你的声音在血腥味弥漫的书房里响起,语气里带着一种近乎残忍的“困扰”,仿佛你真的在为一个技术性问题而烦恼。你看着瘫软在血泊中、身体因为失血和剧痛而微微抽搐的沈若清,看着从她臀峰中央那个可怕豁口中持续涌出的、已经将大片地毯染成深褐色的血液,用一种平静到令人发寒的语调说道:

        「你再不求饶,都让我不知道怎么办才好了。」

        你的话语如同冰锥,刺进她已经被痛苦麻痹的意识中。她趴在那里,脸完全埋在混合着汗水、泪水和血液的地毯纤维里,只有背部极其微弱的起伏证明她还活着。你的话让她涣散的眼珠极其缓慢地转动了一下,但依旧没有聚焦。

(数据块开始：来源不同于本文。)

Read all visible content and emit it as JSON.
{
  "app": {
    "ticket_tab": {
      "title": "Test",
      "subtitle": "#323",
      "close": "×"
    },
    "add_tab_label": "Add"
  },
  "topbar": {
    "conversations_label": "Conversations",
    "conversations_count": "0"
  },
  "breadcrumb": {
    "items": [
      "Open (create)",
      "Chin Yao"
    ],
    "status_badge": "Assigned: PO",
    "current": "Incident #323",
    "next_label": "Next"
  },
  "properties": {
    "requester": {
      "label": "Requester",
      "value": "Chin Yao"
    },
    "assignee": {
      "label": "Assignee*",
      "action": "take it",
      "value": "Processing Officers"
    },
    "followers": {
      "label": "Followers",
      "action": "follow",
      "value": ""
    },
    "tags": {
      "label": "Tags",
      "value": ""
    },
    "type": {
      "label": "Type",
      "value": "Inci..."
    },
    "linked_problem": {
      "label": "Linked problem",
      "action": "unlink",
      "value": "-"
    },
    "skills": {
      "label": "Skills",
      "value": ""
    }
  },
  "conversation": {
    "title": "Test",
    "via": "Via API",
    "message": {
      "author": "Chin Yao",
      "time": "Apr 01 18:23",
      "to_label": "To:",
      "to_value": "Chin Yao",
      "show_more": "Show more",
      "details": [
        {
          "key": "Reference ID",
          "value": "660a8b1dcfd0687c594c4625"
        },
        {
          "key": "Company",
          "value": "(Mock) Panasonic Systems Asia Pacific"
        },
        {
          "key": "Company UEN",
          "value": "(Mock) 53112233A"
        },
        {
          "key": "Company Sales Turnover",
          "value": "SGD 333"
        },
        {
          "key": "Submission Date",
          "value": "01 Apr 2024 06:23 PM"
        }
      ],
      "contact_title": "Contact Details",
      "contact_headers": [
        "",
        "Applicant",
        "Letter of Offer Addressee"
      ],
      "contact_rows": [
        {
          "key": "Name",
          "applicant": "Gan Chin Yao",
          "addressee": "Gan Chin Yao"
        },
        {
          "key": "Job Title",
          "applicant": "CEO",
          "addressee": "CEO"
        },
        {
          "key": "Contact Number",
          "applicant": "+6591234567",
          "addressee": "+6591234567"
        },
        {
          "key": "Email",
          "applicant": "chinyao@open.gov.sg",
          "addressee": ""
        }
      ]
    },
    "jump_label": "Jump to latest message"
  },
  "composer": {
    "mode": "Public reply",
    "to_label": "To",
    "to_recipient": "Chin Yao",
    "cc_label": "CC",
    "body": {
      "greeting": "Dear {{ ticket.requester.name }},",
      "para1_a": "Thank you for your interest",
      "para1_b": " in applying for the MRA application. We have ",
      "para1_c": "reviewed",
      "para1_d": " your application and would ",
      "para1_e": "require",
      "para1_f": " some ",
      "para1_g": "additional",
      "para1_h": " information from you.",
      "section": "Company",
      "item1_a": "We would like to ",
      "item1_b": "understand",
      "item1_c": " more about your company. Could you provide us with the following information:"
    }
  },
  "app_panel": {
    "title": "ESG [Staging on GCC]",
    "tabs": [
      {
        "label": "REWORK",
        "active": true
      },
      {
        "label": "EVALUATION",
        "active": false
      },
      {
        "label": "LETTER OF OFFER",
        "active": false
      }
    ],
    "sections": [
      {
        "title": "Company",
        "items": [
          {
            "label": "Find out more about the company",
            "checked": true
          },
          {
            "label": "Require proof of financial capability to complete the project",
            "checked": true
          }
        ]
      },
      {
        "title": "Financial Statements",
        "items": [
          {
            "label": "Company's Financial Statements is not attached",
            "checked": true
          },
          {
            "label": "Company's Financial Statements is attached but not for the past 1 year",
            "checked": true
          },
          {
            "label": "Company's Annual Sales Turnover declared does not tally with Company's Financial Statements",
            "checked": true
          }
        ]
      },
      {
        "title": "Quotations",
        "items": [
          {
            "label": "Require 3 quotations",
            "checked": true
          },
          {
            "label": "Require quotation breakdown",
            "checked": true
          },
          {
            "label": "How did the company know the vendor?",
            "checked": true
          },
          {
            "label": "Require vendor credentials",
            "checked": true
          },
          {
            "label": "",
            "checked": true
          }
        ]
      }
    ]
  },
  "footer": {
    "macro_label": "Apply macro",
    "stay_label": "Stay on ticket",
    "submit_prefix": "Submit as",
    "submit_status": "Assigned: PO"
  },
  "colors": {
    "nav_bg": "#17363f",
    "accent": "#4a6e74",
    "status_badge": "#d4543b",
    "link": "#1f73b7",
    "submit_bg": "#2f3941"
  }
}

        你顿了顿,似乎在认真思考这个“难题”,然后继续说,语气里甚至带上了一丝无奈——一种掌控者面对不听话的玩具时的那种“无奈”:

        「再继续下去,会死的,若清。」

        你直接叫了她的名字,不是“沈管家”,而是更私密的“若清”。但这亲密的称呼在此刻语境下,不是温柔,而是更深的残忍。你是在陈述一个客观事实:以她目前臀峰中央开放性撕裂伤大量出血的状态,如果继续承受藤条抽打,无论是直接打击伤口造成更严重的组织破坏和大出血,还是转换目标到其他部位引发更剧烈的疼痛和应激反应,她的身体都很可能撑不住。失血性休克、感染、多器官衰竭……死亡并非遥不可及。

        “会死的。”

        这三个字,如同最后的丧钟,在她濒临崩溃的意识里敲响。

        沈若清的身体猛地抽搐了一下,比之前任何一次抽搐都要剧烈。那不是因为疼痛,而是因为恐惧——对“死亡”最本能的恐惧。她是一个受虐狂,她渴望痛苦,甚至渴望在痛苦中达到精神的高潮和救赎,但她从未真正想过“死亡”。疼痛是快感的媒介,是赎罪的途径,是证明自己存在的方式……但死亡,是终结,是虚无,是一切意义的消失。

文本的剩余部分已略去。